Encoding

I'm still struggling with the goals of the encoding work.  https://encoding.spec.whatwg.org/ 

Everything except UTF-8 is legacy, which is good, and I get a desire to quantify the landscape, however I'm not sure what point is served by standardizing the tables.

Either A) Existing content is already correct per an existing standard (in which case a link would suffice), or B) Existing content was encoded using slightly different tables.

In the case of existing content, it probably "works" for whomever's using it, though there may be interoperability issues.  To correct that data, they need to move to UTF-8.  Adding yet another "perfect" mapping table only causes further fragmentation as people may attempt to convert to that.

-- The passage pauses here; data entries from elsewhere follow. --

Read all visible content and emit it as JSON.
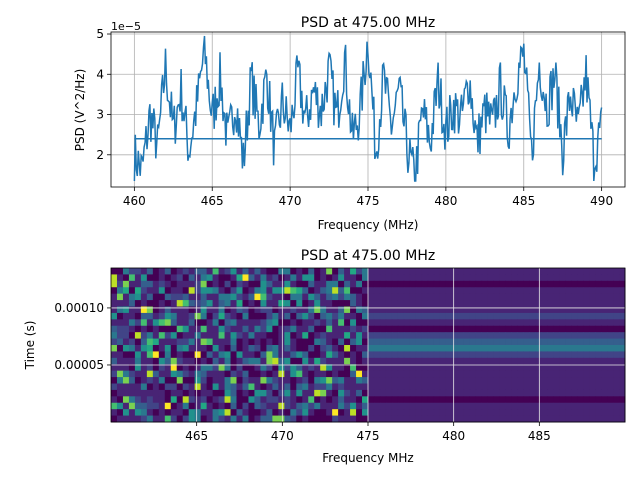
{
  "chart_data": [
    {
      "type": "line",
      "title": "PSD at 475.00 MHz",
      "xlabel": "Frequency (MHz)",
      "ylabel": "PSD (V^2/Hz)",
      "scale_label": "1e−5",
      "xlim": [
        458.5,
        491.5
      ],
      "ylim": [
        1.2,
        5.05
      ],
      "xticks": [
        "460",
        "465",
        "470",
        "475",
        "480",
        "485",
        "490"
      ],
      "yticks": [
        "2",
        "3",
        "4",
        "5"
      ],
      "grid": true,
      "line_color": "#1f77b4",
      "baseline": 2.4,
      "series": [
        {
          "x": [
            460.0,
            460.5,
            461.0,
            461.5,
            462.0,
            462.5,
            463.0,
            463.5,
            464.0,
            464.5,
            465.0,
            465.5,
            466.0,
            466.5,
            467.0,
            467.5,
            468.0,
            468.5,
            469.0,
            469.5,
            470.0,
            470.5,
            471.0,
            471.5,
            472.0,
            472.5,
            473.0,
            473.5,
            474.0,
            474.5,
            475.0,
            475.5,
            476.0,
            476.5,
            477.0,
            477.5,
            478.0,
            478.5,
            479.0,
            479.5,
            480.0,
            480.5,
            481.0,
            481.5,
            482.0,
            482.5,
            483.0,
            483.5,
            484.0,
            484.5,
            485.0,
            485.5,
            486.0,
            486.5,
            487.0,
            487.5,
            488.0,
            488.5,
            489.0,
            489.5,
            490.0
          ],
          "values": [
            2.0,
            1.6,
            3.0,
            2.2,
            4.2,
            2.6,
            3.6,
            2.1,
            3.2,
            4.6,
            2.9,
            3.9,
            2.3,
            3.4,
            1.8,
            3.9,
            2.7,
            4.0,
            2.1,
            3.3,
            2.6,
            4.0,
            2.8,
            3.6,
            3.1,
            4.1,
            2.9,
            4.4,
            2.4,
            3.1,
            4.9,
            2.1,
            3.9,
            2.7,
            3.6,
            2.2,
            1.4,
            3.1,
            2.3,
            3.8,
            2.6,
            3.2,
            2.9,
            3.9,
            2.3,
            3.1,
            2.7,
            3.7,
            2.6,
            3.9,
            4.5,
            2.0,
            4.3,
            3.2,
            4.0,
            2.1,
            3.5,
            2.6,
            4.0,
            1.9,
            2.7
          ]
        }
      ]
    },
    {
      "type": "heatmap",
      "title": "PSD at 475.00 MHz",
      "xlabel": "Frequency MHz",
      "ylabel": "Time (s)",
      "xlim": [
        460.0,
        490.0
      ],
      "ylim": [
        0,
        0.000135
      ],
      "xticks": [
        "465",
        "470",
        "475",
        "480",
        "485"
      ],
      "yticks": [
        "0.00005",
        "0.00010"
      ],
      "grid": true,
      "colormap": "viridis",
      "split_frequency": 475.0,
      "rows": 24,
      "cols": 86
    }
  ]
}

For example, HKSCS is rolled up to big-5, however historically there have been multiple font-hack PUA and real Unicode code point assignments for that space.  Which makes it hard to say that one mapping or another is "right" for that space.  It likely depends on actual data, how the application uses it, and what it's dependencies are.  Worse, I can't even reliably detect the quirks of the system where data originated as it may be currently hosted on some other platform.

Currently different vendors/platforms/systems have slightly different mappings.  Clearly that isn't desirable, however a "standard" would obviously break existing data for at least some of those vendors/platforms/systems. 

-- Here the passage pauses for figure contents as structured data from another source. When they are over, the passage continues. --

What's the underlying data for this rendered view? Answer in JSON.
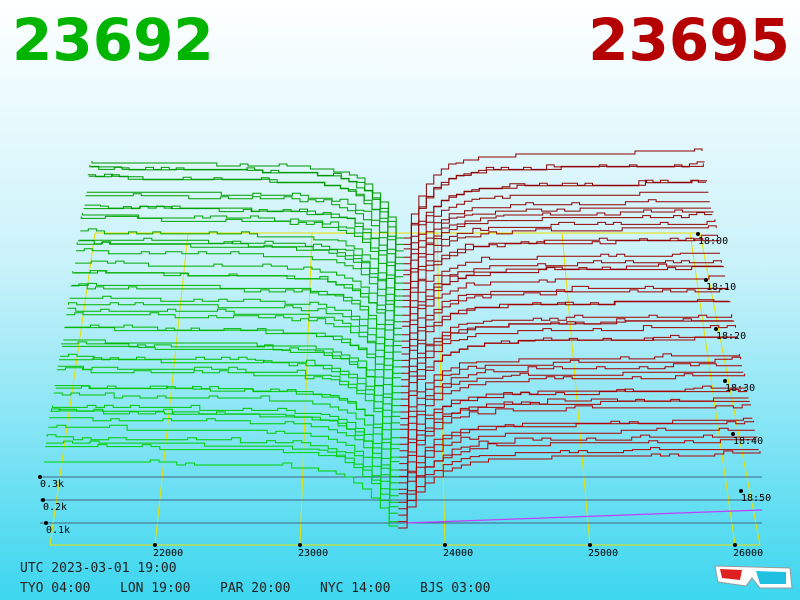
{
  "header": {
    "bid": "23692",
    "ask": "23695"
  },
  "price_axis": {
    "ticks": [
      "22000",
      "23000",
      "24000",
      "25000",
      "26000"
    ]
  },
  "volume_axis": {
    "ticks": [
      "0.3k",
      "0.2k",
      "0.1k"
    ]
  },
  "time_axis": {
    "ticks": [
      "18:00",
      "18:10",
      "18:20",
      "18:30",
      "18:40",
      "18:50"
    ]
  },
  "footer": {
    "utc": "UTC 2023-03-01 19:00",
    "cities": [
      "TYO 04:00",
      "LON 19:00",
      "PAR 20:00",
      "NYC 14:00",
      "BJS 03:00"
    ]
  }
}
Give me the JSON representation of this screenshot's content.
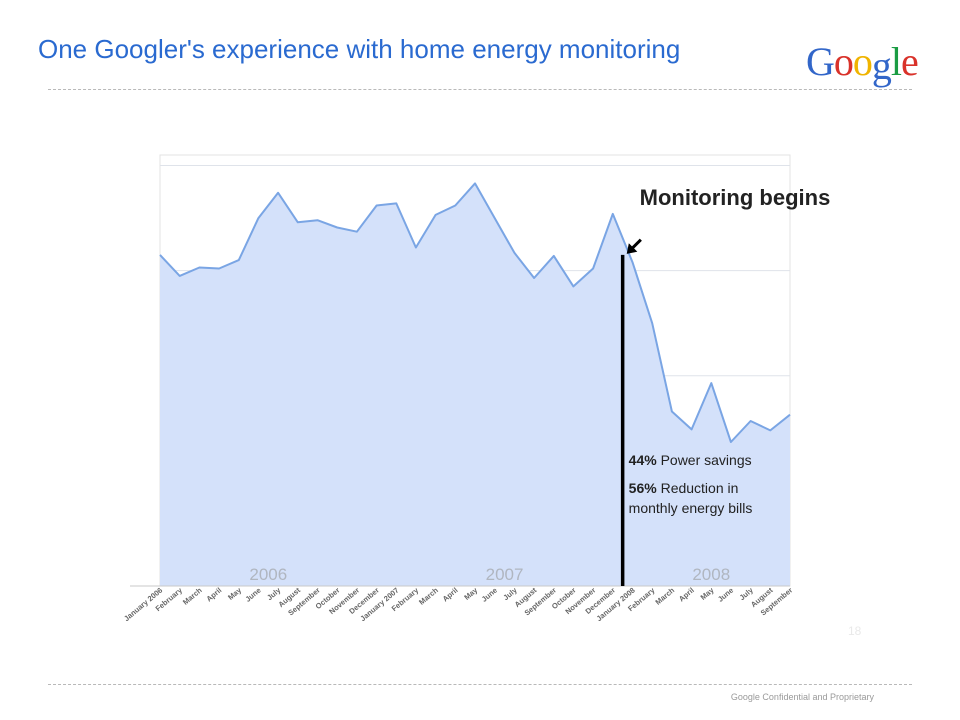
{
  "slide": {
    "title": "One Googler's experience with home energy monitoring",
    "footer": "Google Confidential and Proprietary",
    "logo_letters": [
      {
        "ch": "G",
        "color": "#3266c9"
      },
      {
        "ch": "o",
        "color": "#d9322a"
      },
      {
        "ch": "o",
        "color": "#f0b400"
      },
      {
        "ch": "g",
        "color": "#3266c9"
      },
      {
        "ch": "l",
        "color": "#1a9c43"
      },
      {
        "ch": "e",
        "color": "#d9322a"
      }
    ],
    "page_number": "18"
  },
  "chart_data": {
    "type": "area",
    "title": "",
    "xlabel": "",
    "ylabel": "",
    "ylim": [
      0,
      4.1
    ],
    "grid": true,
    "series": [
      {
        "values": [
          3.15,
          2.95,
          3.03,
          3.02,
          3.1,
          3.5,
          3.74,
          3.46,
          3.48,
          3.41,
          3.37,
          3.62,
          3.64,
          3.22,
          3.53,
          3.62,
          3.83,
          3.5,
          3.17,
          2.93,
          3.14,
          2.85,
          3.02,
          3.54,
          3.08,
          2.5,
          1.66,
          1.49,
          1.93,
          1.37,
          1.57,
          1.48,
          1.63
        ],
        "color": "#7aa5e4",
        "fill": "#d4e1fa"
      }
    ],
    "categories": [
      "January 2006",
      "February",
      "March",
      "April",
      "May",
      "June",
      "July",
      "August",
      "September",
      "October",
      "November",
      "December",
      "January 2007",
      "February",
      "March",
      "April",
      "May",
      "June",
      "July",
      "August",
      "September",
      "October",
      "November",
      "December",
      "January 2008",
      "February",
      "March",
      "April",
      "May",
      "June",
      "July",
      "August",
      "September"
    ],
    "year_labels": [
      {
        "label": "2006",
        "start_index": 0,
        "end_index": 11
      },
      {
        "label": "2007",
        "start_index": 12,
        "end_index": 23
      },
      {
        "label": "2008",
        "start_index": 24,
        "end_index": 32
      }
    ],
    "annotation": {
      "label": "Monitoring begins",
      "at_index": 23.5,
      "stats": [
        {
          "value": "44%",
          "text": " Power savings"
        },
        {
          "value": "56%",
          "text": " Reduction in"
        },
        {
          "value": "",
          "text": "monthly energy bills"
        }
      ]
    }
  }
}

So, what does the WG expect to happen from this process?

A) Do they expect users to correct data to the WG standard mappings?
B) Do they expect applications (or users) to abandon previous behavior to the WG standard mappings?
C) For either of these, what timeframe does the WG expect it to happen in?
D) Does the WG expect that this problem will be "solved" as a result of this work.  (Solved == everything's codified so there is no more confusion?)

Thanks,

-Shawn

Received on Tuesday, 24 February 2015 21:01:49 UTC